Why does my Keras TimeDistributed CNN + LSTM model expect an incomplete shape

I am building a small CNN LSTM model in Keras for practice with video classification. The input dimensions of my data are (1, 5, 30, 10, 3) (batch size, time steps, width, height, channels). I found some success with ConvLSTM2D, but I’d like to make a model using TimeDistributed as I want to compare the performance of LSTM versus GRU.

The model successfully trains (albeit with some very strange accuracies),

https://i.imgur.com/5uAbPkR.png

but when I save it to my computer and call model.predict on an array of dimensions (1, 5, 30, 10, 3), I get this error:

ValueError: Input 0 is incompatible with layer sequential_12: expected shape=(None, None, 10, 30, 3), found shape=(1, 5, 30, 10, 3)

This happens even using images from the training set it supposedly achieved 100% accuracy on.

I am quite new to machine learning so it’s likely I overlooked something simple, but after scouring stackoverflow and Google all day for any leads I am getting nowhere.

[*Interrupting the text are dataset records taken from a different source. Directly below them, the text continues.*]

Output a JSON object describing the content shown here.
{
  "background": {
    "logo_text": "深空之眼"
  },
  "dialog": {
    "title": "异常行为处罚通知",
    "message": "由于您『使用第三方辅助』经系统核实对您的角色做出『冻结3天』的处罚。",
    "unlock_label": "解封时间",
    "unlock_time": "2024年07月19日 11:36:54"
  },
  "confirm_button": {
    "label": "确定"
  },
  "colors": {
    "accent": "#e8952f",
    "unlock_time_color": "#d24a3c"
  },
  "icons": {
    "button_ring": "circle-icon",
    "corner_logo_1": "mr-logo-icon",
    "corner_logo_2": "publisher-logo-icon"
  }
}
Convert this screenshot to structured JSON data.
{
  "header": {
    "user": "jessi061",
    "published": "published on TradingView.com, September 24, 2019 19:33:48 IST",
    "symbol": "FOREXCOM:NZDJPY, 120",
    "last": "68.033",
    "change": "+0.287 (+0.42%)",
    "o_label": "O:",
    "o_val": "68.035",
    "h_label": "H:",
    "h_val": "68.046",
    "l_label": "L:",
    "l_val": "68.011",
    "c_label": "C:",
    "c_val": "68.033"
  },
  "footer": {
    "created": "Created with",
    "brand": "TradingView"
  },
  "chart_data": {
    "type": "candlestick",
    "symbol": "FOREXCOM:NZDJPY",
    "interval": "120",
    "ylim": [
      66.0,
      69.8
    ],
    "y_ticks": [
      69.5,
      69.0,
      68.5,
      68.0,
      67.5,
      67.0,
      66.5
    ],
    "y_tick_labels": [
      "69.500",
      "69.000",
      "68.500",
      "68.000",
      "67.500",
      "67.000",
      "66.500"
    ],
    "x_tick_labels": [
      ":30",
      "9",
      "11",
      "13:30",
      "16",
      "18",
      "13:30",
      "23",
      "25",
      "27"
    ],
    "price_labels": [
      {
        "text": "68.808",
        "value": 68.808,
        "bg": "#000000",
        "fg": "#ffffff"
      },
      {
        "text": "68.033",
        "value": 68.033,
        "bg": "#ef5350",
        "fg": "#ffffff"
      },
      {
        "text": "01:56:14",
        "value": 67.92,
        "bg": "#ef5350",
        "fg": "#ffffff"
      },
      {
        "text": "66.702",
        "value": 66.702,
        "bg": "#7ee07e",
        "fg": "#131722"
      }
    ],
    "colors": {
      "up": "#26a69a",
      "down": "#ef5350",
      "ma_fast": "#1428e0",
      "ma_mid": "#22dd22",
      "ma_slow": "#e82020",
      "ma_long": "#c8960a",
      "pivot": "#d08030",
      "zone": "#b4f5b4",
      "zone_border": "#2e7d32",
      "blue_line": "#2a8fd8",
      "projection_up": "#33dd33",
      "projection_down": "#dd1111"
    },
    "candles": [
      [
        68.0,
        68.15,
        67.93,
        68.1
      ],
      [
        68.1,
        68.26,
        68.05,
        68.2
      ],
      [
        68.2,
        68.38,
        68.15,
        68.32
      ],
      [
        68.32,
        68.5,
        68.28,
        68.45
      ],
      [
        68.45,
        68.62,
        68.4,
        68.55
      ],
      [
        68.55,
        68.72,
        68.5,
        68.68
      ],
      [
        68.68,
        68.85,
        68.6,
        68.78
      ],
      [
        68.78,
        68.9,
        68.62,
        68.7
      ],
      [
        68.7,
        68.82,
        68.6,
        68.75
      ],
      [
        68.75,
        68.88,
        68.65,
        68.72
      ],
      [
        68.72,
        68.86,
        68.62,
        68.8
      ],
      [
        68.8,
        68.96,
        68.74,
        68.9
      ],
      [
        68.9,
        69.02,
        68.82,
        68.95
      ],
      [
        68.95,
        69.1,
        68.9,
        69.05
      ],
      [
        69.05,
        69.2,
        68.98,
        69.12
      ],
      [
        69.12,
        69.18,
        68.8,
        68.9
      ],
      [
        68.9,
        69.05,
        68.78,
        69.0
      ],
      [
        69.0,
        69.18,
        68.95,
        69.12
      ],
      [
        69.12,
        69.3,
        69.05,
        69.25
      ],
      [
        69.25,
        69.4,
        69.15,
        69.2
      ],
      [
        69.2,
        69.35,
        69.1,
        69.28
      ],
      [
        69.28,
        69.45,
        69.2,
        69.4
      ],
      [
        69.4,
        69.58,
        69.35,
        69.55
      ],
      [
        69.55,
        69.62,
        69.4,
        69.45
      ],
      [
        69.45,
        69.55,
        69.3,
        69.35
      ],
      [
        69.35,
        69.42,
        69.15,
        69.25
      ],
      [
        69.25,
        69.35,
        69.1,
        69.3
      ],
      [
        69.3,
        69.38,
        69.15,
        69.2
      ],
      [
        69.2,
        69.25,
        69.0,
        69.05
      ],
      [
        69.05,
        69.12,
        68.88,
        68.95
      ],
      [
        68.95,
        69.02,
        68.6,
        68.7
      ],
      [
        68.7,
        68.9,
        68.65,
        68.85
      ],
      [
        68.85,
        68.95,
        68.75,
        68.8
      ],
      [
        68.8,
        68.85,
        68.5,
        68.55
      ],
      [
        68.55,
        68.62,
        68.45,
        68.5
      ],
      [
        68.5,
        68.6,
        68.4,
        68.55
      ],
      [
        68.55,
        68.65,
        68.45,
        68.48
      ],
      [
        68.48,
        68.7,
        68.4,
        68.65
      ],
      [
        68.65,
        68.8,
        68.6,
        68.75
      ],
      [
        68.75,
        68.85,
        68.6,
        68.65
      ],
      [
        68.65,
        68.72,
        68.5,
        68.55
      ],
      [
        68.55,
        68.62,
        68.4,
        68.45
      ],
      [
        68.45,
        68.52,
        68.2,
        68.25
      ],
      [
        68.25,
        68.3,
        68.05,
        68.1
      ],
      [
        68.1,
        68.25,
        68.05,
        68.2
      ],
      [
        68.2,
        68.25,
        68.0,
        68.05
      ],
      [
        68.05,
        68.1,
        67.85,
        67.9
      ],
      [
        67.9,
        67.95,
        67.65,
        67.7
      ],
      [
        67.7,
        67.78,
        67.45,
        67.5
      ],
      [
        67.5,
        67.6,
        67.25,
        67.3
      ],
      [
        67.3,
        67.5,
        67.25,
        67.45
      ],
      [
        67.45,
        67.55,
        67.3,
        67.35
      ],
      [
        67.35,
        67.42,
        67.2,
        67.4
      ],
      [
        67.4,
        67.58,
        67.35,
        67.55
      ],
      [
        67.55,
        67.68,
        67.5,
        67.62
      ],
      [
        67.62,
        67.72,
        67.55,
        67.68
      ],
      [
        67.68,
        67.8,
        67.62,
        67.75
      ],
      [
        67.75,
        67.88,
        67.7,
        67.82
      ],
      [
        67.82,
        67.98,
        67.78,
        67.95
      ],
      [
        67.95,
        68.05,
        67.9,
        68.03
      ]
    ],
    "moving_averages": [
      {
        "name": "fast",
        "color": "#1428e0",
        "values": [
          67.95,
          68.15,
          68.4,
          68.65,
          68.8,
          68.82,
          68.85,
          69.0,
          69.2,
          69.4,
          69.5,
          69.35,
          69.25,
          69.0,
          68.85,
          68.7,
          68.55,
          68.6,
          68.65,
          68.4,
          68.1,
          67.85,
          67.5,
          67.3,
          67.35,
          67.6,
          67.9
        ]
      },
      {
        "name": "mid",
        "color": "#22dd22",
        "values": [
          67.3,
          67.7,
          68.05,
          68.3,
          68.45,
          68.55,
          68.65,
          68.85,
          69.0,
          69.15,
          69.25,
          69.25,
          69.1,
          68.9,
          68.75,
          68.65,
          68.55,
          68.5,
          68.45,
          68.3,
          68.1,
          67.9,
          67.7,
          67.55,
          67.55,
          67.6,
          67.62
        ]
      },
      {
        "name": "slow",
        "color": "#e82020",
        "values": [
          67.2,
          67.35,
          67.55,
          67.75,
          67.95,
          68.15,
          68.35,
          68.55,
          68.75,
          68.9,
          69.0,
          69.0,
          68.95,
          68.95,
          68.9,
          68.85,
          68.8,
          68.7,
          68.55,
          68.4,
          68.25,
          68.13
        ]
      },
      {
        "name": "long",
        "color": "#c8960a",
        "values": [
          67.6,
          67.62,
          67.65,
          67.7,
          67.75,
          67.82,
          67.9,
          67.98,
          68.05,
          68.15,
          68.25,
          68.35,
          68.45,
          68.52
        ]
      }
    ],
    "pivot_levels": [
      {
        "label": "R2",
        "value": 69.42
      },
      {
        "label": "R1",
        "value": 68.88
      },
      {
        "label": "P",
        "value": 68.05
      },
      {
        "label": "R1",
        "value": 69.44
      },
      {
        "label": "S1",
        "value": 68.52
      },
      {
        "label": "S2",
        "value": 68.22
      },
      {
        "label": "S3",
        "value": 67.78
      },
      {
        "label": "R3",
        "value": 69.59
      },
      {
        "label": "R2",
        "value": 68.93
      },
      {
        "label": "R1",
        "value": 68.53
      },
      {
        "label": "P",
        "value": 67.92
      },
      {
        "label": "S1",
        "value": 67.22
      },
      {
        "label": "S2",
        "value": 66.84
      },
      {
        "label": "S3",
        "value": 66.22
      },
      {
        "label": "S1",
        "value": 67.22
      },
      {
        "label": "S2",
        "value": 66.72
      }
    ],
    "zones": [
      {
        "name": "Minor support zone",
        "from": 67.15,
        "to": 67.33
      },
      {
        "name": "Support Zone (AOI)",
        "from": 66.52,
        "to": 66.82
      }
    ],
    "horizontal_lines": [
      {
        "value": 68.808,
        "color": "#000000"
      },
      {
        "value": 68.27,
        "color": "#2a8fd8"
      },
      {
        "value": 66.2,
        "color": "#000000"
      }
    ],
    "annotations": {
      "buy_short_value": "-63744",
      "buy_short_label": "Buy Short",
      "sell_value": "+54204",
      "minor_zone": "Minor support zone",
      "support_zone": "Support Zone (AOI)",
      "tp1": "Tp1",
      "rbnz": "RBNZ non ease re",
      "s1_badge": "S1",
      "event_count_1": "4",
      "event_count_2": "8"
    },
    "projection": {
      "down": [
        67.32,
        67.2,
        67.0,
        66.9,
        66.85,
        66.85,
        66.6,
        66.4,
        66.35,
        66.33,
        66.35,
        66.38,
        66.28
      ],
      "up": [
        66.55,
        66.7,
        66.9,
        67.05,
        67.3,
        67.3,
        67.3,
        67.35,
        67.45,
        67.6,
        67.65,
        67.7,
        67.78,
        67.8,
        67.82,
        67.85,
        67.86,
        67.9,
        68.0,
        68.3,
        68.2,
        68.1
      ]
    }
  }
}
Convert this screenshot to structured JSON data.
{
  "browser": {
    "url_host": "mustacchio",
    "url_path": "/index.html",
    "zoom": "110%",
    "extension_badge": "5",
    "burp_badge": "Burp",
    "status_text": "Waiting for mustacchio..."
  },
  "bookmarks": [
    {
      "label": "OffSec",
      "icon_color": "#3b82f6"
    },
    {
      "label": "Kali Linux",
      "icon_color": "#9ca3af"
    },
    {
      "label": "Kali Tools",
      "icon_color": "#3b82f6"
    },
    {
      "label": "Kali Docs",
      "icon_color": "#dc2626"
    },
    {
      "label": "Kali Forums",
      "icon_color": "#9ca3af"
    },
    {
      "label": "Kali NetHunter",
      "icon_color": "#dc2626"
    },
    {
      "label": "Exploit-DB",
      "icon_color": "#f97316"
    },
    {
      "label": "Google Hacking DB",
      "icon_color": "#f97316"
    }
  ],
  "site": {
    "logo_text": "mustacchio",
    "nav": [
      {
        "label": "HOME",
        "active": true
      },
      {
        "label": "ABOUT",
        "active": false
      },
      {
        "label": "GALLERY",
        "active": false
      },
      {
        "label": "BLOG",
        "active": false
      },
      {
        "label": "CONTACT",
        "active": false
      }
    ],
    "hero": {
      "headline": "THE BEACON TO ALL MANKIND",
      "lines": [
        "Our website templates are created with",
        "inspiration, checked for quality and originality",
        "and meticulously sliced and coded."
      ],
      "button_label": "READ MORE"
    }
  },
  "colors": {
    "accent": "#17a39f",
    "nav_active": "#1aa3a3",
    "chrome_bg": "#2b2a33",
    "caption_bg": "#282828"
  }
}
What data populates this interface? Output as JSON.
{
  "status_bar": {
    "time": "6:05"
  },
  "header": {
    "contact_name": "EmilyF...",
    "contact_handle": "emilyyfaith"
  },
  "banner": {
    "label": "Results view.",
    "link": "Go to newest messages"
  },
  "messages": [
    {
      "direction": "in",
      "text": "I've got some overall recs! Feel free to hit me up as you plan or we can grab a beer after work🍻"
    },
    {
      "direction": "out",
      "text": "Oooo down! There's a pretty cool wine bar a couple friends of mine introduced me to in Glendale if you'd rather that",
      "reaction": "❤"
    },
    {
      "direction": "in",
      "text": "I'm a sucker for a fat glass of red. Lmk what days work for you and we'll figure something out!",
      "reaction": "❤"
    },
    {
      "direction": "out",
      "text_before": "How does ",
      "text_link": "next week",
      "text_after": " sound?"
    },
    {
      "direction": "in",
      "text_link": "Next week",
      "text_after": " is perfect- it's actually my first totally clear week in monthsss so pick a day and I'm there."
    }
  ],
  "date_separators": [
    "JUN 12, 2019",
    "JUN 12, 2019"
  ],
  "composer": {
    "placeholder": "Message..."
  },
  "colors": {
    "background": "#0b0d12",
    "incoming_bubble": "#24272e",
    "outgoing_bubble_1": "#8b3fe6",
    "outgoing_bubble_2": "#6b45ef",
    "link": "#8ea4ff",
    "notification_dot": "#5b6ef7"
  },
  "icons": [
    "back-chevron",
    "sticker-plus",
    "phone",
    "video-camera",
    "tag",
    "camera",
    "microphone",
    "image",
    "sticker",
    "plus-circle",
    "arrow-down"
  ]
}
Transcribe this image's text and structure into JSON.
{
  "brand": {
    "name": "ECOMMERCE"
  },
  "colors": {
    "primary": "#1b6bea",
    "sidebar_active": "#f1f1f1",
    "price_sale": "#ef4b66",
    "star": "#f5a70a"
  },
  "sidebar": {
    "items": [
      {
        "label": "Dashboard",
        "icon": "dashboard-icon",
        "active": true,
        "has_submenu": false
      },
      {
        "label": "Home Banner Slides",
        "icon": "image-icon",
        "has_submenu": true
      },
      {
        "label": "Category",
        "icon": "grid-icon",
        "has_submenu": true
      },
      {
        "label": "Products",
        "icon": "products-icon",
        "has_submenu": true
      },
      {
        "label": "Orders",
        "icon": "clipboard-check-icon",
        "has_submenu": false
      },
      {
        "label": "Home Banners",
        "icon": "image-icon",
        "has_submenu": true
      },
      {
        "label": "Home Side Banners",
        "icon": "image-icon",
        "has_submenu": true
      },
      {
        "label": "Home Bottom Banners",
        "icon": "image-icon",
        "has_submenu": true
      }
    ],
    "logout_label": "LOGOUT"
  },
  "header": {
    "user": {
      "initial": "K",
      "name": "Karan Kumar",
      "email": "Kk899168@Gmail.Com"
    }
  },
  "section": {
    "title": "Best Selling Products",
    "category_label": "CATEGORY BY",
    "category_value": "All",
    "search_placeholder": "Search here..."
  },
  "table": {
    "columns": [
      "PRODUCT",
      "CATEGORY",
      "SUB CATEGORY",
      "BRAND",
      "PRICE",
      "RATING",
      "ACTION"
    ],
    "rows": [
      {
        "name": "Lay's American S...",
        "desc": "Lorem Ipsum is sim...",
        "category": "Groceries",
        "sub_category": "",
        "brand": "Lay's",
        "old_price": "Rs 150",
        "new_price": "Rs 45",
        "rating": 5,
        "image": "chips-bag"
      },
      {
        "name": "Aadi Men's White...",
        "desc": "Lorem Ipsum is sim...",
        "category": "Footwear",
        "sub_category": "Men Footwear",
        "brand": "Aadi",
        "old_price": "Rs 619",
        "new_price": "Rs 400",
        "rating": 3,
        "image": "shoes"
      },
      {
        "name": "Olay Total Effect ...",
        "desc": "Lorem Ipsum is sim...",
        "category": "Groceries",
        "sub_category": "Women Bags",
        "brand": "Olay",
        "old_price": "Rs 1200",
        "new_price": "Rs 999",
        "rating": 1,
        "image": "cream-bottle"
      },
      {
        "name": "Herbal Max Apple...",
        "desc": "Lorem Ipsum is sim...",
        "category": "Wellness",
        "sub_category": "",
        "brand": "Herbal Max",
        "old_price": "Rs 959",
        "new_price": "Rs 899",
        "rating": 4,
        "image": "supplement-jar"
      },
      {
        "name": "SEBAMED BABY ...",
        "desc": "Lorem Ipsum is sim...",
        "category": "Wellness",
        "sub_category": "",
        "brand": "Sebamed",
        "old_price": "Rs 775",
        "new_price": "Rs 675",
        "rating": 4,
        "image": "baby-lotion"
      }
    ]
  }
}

The model looks like this.

model = Sequential()
model.add(Input((5,10,30,3)))

model.add(TimeDistributed(Conv2D(filters=2,  
                                 kernel_size=(3,3), 
                                 padding='same', 
                                 activation='relu')))
model.add(TimeDistributed(Flatten()))

model.add(LSTM(4))

model.add(Dense(16, activation='sigmoid'))
model.add(Dense(2, activation='softmax'))

sgd = SGD(learning_rate=0.01)

model.compile(optimizer=sgd,
              loss='binary_crossentropy',
              metrics=['accuracy'])

Shouldn’t the expected input shape be the same as the first Input layer I used in training?

Answer

I’m even more newbie than you and probably giving the wrong advice. If I understood correctly, if I were you, I would try

frame = frame [None, …]

for what needs to be predicted. It helped me once.

I would not have written this if I had not been doing a similar task. I am very interested in your experience and I can share mine. Do you want to discuss this issue?